🤖 AI Summary
Large language models (LLMs) pose safety risks in high-stakes applications due to overconfidence, while existing confidence estimation methods suffer from reliance on inaccessible logits, prohibitive computational cost of multiple sampling, and misalignment with human communication norms via numeric outputs.
Method: We propose *Linguistic Confidence*, a novel paradigm that models uncertainty through natural language hedging expressions (e.g., “possibly”, “roughly”). We curate the first large-scale human-annotated dataset of such linguistic uncertainty markers; design a lightweight mapping module to convert hedging terms into calibrated confidence scores; and introduce a joint framework combining prompt optimization and parameter-efficient fine-tuning.
Contribution/Results: Experiments on question-answering tasks demonstrate substantial improvements in both reliability and discriminative power of uncertainty expression.
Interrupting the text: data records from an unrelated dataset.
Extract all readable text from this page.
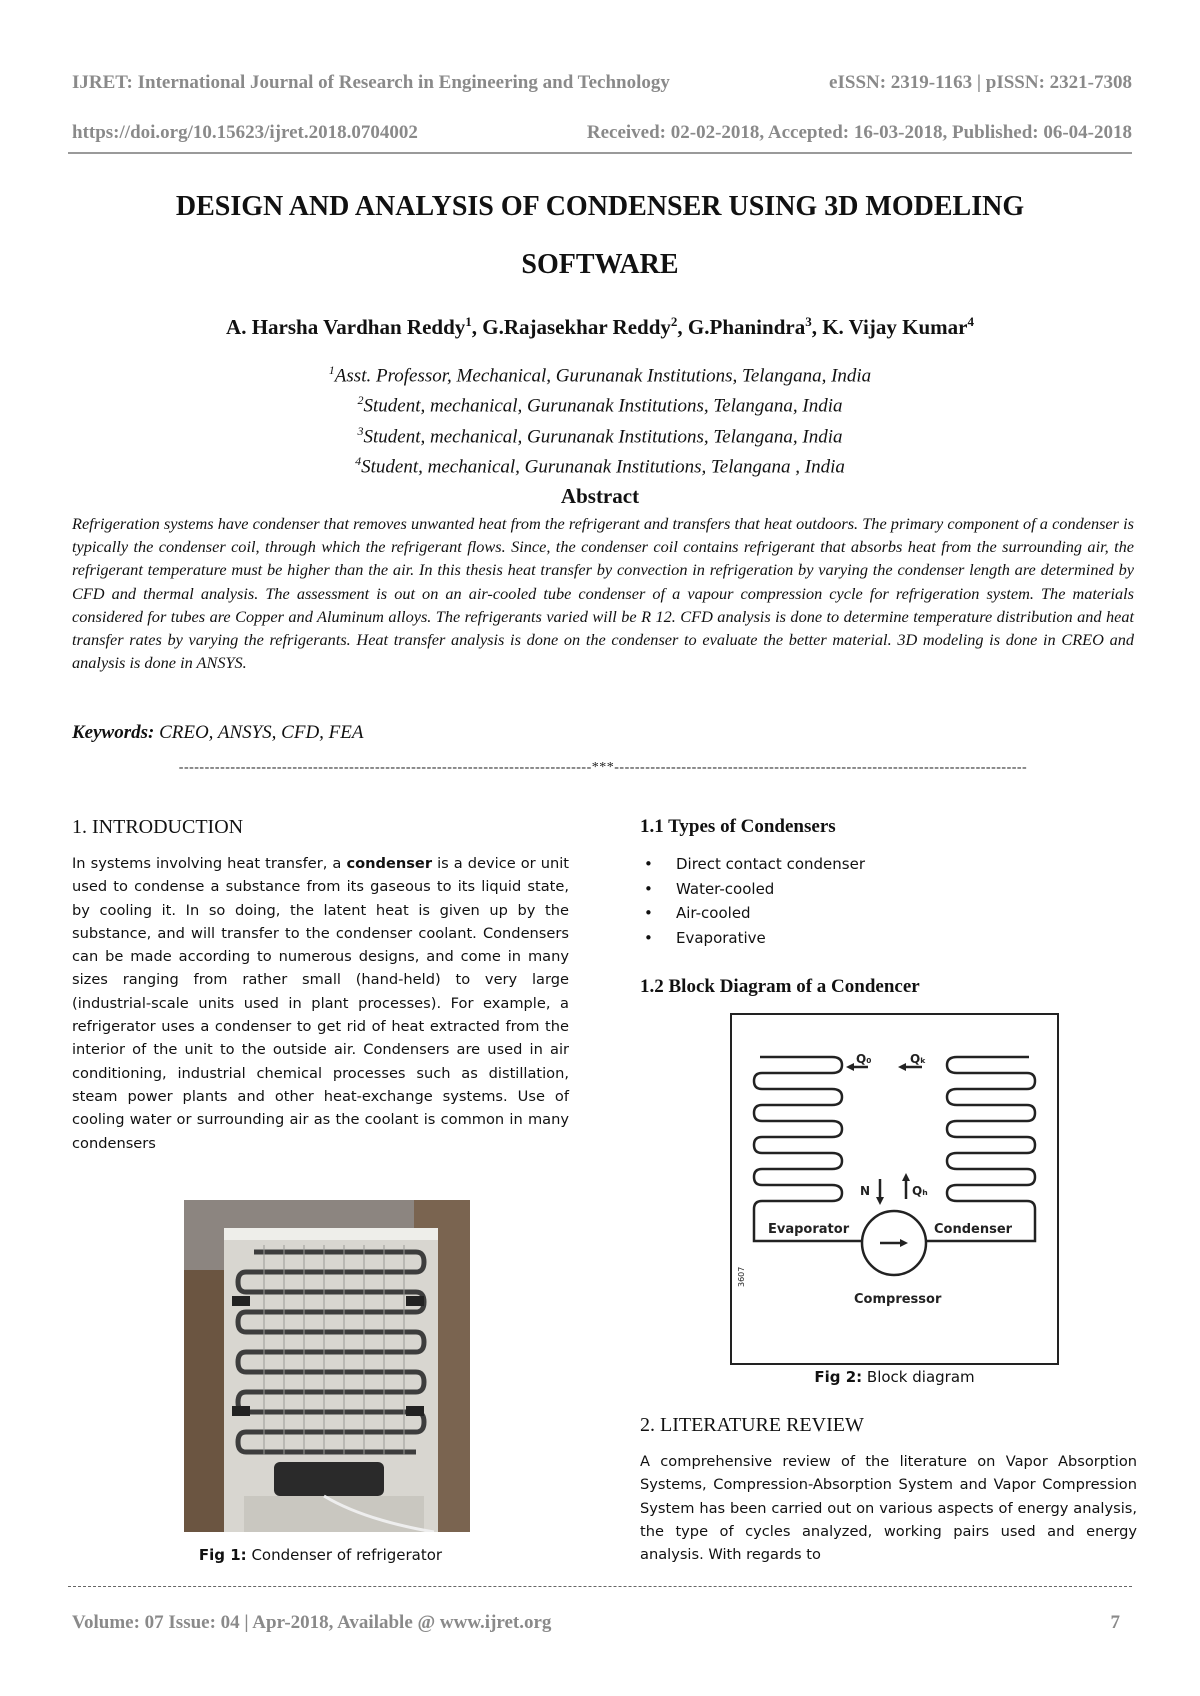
IJRET: International Journal of Research in Engineering and Technology	eISSN: 2319-1163 | pISSN: 2321-7308
https://doi.org/10.15623/ijret.2018.0704002	Received: 02-02-2018, Accepted: 16-03-2018, Published: 06-04-2018
DESIGN AND ANALYSIS OF CONDENSER USING 3D MODELING
SOFTWARE
A. Harsha Vardhan Reddy$^1$, G.Rajasekhar Reddy$^2$, G.Phanindra$^3$, K. Vijay Kumar$^4$
$^1$Asst. Professor, Mechanical, Gurunanak Institutions, Telangana, India
$^2$Student, mechanical, Gurunanak Institutions, Telangana, India
$^3$Student, mechanical, Gurunanak Institutions, Telangana, India
$^4$Student, mechanical, Gurunanak Institutions, Telangana , India
Abstract

Refrigeration systems have condenser that removes unwanted heat from the refrigerant and transfers that heat outdoors. The primary component of a condenser is typically the condenser coil, through which the refrigerant flows. Since, the condenser coil contains refrigerant that absorbs heat from the surrounding air, the refrigerant temperature must be higher than the air. In this thesis heat transfer by convection in refrigeration by varying the condenser length are determined by CFD and thermal analysis. The assessment is out on an air-cooled tube condenser of a vapour compression cycle for refrigeration system. The materials considered for tubes are Copper and Aluminum alloys. The refrigerants varied will be R 12. CFD analysis is done to determine temperature distribution and heat transfer rates by varying the refrigerants. Heat transfer analysis is done on the condenser to evaluate the better material. 3D modeling is done in CREO and analysis is done in ANSYS.

Keywords: CREO, ANSYS, CFD, FEA
--------------------------------------------------------------------------------***--------------------------------------------------------------------------------
1. INTRODUCTION

In systems involving heat transfer, a condenser is a device or unit used to condense a substance from its gaseous to its liquid state, by cooling it. In so doing, the latent heat is given up by the substance, and will transfer to the condenser coolant. Condensers can be made according to numerous designs, and come in many sizes ranging from rather small (hand-held) to very large (industrial-scale units used in plant processes). For example, a refrigerator uses a condenser to get rid of heat extracted from the interior of the unit to the outside air. Condensers are used in air conditioning, industrial chemical processes such as distillation, steam power plants and other heat-exchange systems. Use of cooling water or surrounding air as the coolant is common in many condensers

Fig 1: Condenser of refrigerator
1.1 Types of Condensers
• Direct contact condenser
• Water-cooled
• Air-cooled
• Evaporative
1.2 Block Diagram of a Condencer
Q₀	Qₖ
N	Qₕ
Evaporator	Condenser
Compressor
3607
Fig 2: Block diagram
2. LITERATURE REVIEW

A comprehensive review of the literature on Vapor Absorption Systems, Compression-Absorption System and Vapor Compression System has been carried out on various aspects of energy analysis, the type of cycles analyzed, working pairs used and energy analysis. With regards to

Volume: 07 Issue: 04 | Apr-2018, Available @ www.ijret.org	7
Our approach achieves near-optimal confidence calibration without requiring logits or costly sampling—effectively bridging the gap between interpretable, human-aligned uncertainty communication and rigorous statistical calibration.
📝 Abstract
Large language models (LLMs) are increasingly used in high-stakes settings, where overconfident responses can mislead users. Reliable confidence estimation has been shown to enhance trust and task accuracy. Yet existing methods face practical barriers: logits are often hidden, multi-sampling is computationally expensive, and verbalized numerical uncertainty (e.g., giving a 0-100 score) deviates from natural communication. We revisit linguistic confidence (LC), where models express uncertainty through hedging language (e.g., probably, might), offering a lightweight and human-centered alternative. To advance this direction, we (1) release the first diverse, large-scale dataset of hedging expressions with human-annotated confidence scores, and (2) propose a lightweight mapper that converts hedges into confidence scores at near-zero cost. Building on these resources, we (3) conduct the first systematic study of LC across modern LLMs and QA benchmarks, revealing that while most LLMs underperform in expressing reliable LC, carefully designed prompting achieves competitive calibration and discriminability. Finally, we (4) introduce a fine-tuning framework that further improves LC reliability. Taken together, our work positions linguistic confidence as a scalable, efficient, and human-aligned approach to LLM uncertainty estimation, and calls for deeper exploration of this promising yet underexplored direction.